Le Conseil d'Etat tranche sur la conservation des données de connexion

 
unsplash-image-ImcUkZ72oUs.jpg
 
 

Il a déjà été longuement question, dans les pages du présent blog, de l’ingérence des agences gouvernementales américaines dans la vie privée des européens via les données détenues par les GAFAM, et l’article 702 du FISA. En effet, l’on sait que la possibilité qu’ont notamment la NSA et le FBI de procéder à une collecte en vrac des données des internautes a précipité la censure de l’accord du Privacy Shield l’été dernier.

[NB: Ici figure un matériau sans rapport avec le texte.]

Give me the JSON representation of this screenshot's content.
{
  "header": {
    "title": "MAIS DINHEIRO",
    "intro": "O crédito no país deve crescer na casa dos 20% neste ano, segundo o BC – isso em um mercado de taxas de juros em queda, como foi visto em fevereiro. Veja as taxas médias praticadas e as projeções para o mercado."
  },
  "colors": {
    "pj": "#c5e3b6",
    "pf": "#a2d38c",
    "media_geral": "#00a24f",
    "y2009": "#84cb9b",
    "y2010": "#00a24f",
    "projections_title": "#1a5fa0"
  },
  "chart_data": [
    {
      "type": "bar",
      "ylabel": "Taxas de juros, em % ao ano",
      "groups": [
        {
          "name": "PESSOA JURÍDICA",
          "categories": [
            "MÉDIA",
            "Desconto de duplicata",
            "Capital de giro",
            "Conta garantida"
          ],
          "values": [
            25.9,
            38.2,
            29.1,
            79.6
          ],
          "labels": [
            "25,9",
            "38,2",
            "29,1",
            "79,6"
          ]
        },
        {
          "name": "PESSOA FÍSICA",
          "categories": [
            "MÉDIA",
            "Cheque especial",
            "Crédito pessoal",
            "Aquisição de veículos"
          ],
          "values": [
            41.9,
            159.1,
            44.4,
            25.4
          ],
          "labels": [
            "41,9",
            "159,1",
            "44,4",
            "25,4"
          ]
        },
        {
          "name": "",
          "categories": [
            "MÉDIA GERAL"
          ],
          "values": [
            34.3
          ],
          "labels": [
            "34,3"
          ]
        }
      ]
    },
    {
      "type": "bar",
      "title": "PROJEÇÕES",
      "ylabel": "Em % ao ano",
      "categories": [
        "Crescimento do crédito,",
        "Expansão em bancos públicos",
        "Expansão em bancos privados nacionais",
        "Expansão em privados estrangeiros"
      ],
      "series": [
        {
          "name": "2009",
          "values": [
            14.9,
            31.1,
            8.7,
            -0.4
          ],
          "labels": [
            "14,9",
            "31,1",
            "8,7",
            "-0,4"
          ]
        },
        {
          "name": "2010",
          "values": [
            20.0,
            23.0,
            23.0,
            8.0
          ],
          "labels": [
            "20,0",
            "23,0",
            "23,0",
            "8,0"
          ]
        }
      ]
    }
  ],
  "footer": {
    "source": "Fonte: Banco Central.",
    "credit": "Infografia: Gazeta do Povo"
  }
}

Pourtant, de l’autre côté de l’Atlantique, la législation en cette matière n’est guère différente… En France, certaines dispositions du code des postes et des communications électroniques, et du code de la sécurité intérieure, dont le Conseil d’Etat a récemment commandé la révision, permettent à diverses autorités se rattachant à la nébuleuse des services de renseignement, d’exploiter de manière généralisée et non différenciée, des données relevant de la non moins nébuleuse notion de données de connexion. Entendez par là toutes les données relatives à la navigation sur internet — y compris les historiques de navigation enregistrés par les fournisseurs d’accès, et toutes les données relatives aux échanges téléphoniques, à l’exception du contenu des échanges lui-même…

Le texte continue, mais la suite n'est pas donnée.